Les déjeuners-causeries de la mairesse
Nicole Davidson
Résidente de Sainte-Adèle
Tous les deux mois, le samedi qui suit les réunions ordinaires du Conseil municipal, la mairesse, Michèle Lalonde, annonce sur Internet son déjeuner-causerie. Le tout débute à 9 h 30 et se termine officiellement à 11 h. Cette fois, les questions et commentaires ont prolongé l’exercice jusqu’à 11 h 30.
Je viens de vivre une expérience très enrichissante. La démocratie avec un grand D. Une ambiance conviviale loin du décorum exigé par la fonction officielle. Sur une table, café, croissants et brioches.
Une quinzaine de personnes participaient. Certaines y sont restées jusqu’à la fin, d’autres entraient, posaient leur question, exprimaient leurs inquiétudes et leurs doléances et s’en retournaient, après avoir eu leur réponse. Peu importe le moment, la porte s’ouvrait et quelqu’un d’autre arrivait. Il y avait les habitués, des petits nouveaux comme moi et un conseiller municipal dans le lot. La mairesse écoutait attentivement et une personne l’assistait pour déterminer le tour de parole, à mesure que des mains se levaient. Ce pouvait aller de simples suggestions pour un arrêt inexistant, un déneigement inadéquat, en passant par l’éclairage des rues ou le stationnement. L’écoute et le respect étaient de mise. Parfois, une question en suscitait. Chacun pouvait s’exprimer librement. Et, croyez-moi, ce n’était pas le lieu pour essayer de coincer la mairesse ou de lui poser une colle pour l’enfarger.
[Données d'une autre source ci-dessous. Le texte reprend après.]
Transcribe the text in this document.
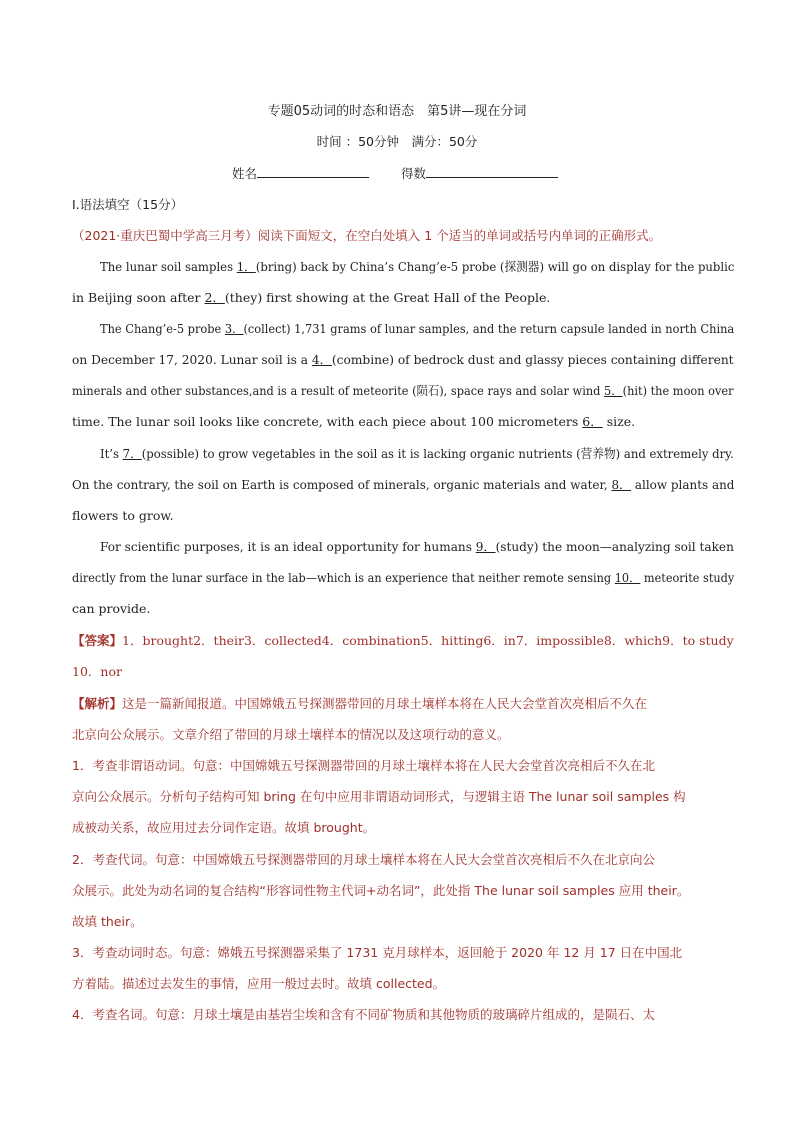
专题05动词的时态和语态　第5讲—现在分词
时间 ：50分钟　满分：50分
姓名	得数
I.语法填空（15分）
（2021·重庆巴蜀中学高三月考）阅读下面短文，在空白处填入 1 个适当的单词或括号内单词的正确形式。
The lunar soil samples 1．(bring) back by China’s Chang’e-5 probe (探测器) will go on display for the public
in Beijing soon after 2．(they) first showing at the Great Hall of the People.
The Chang’e-5 probe 3．(collect) 1,731 grams of lunar samples, and the return capsule landed in north China
on December 17, 2020. Lunar soil is a 4．(combine) of bedrock dust and glassy pieces containing different
minerals and other substances,and is a result of meteorite (陨石), space rays and solar wind 5．(hit) the moon over
time. The lunar soil looks like concrete, with each piece about 100 micrometers 6． size.
It’s 7．(possible) to grow vegetables in the soil as it is lacking organic nutrients (营养物) and extremely dry.
On the contrary, the soil on Earth is composed of minerals, organic materials and water, 8． allow plants and
flowers to grow.
For scientific purposes, it is an ideal opportunity for humans 9．(study) the moon—analyzing soil taken
directly from the lunar surface in the lab—which is an experience that neither remote sensing 10． meteorite study
can provide.
【答案】1．brought2．their3．collected4．combination5．hitting6．in7．impossible8．which9．to study
10．nor
【解析】这是一篇新闻报道。中国嫦娥五号探测器带回的月球土壤样本将在人民大会堂首次亮相后不久在
北京向公众展示。文章介绍了带回的月球土壤样本的情况以及这项行动的意义。
1．考查非谓语动词。句意：中国嫦娥五号探测器带回的月球土壤样本将在人民大会堂首次亮相后不久在北
京向公众展示。分析句子结构可知 bring 在句中应用非谓语动词形式，与逻辑主语 The lunar soil samples 构
成被动关系，故应用过去分词作定语。故填 brought。
2．考查代词。句意：中国嫦娥五号探测器带回的月球土壤样本将在人民大会堂首次亮相后不久在北京向公
众展示。此处为动名词的复合结构“形容词性物主代词+动名词”，此处指 The lunar soil samples 应用 their。
故填 their。
3．考查动词时态。句意：嫦娥五号探测器采集了 1731 克月球样本，返回舱于 2020 年 12 月 17 日在中国北
方着陆。描述过去发生的事情，应用一般过去时。故填 collected。
4．考查名词。句意：月球土壤是由基岩尘埃和含有不同矿物质和其他物质的玻璃碎片组成的，是陨石、太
Les réponses étaient claires et les explications, limpides. Elle y allait de mises au point sur des rumeurs avec en prime des informations inédites qui rassuraient l’auditoire.
Trop souvent, les séances de Conseil municipal s’avèrent mornes ou houleuses, selon les cas de figure. Il faut dire que la structure même de ce genre de rencontre citoyenne, avec des lectures de règlements, dont les énoncés sont malheureusement rébarbatifs au commun des mortels, ne facilite pas la tâche à monsieur ou madame Tout-le-Monde pour bien comprendre les tenants et aboutissants de ce qui est en jeu.
Et, malheureusement, les gens qui voudraient s’exprimer sur un sujet qui peut sembler banal ou qui ne concerne que leur coin de rue se sentent vraiment mal à l’aise de le faire, surtout quand il y a de la bisbille. De plus, la période de questions arrive, en général, après la vingtaine de points à l’ordre du jour. La fatigue et les frustrations ne tardent pas à pointer le nez, engendrant du mécontentement de part et d’autre.
Cette approche du déjeuner-causerie facilite la vie à tout le monde. Un exercice où la transparence est omniprésente. Je crois que le contexte empreint de simplicité dans lequel sont accueillis les citoyens de Sainte-Adèle, peu importe les secteurs où ils résident, ne peut que contribuer à créer un climat serein. Je les invite d’ailleurs à y participer. L’essayer, c’est l’adopter!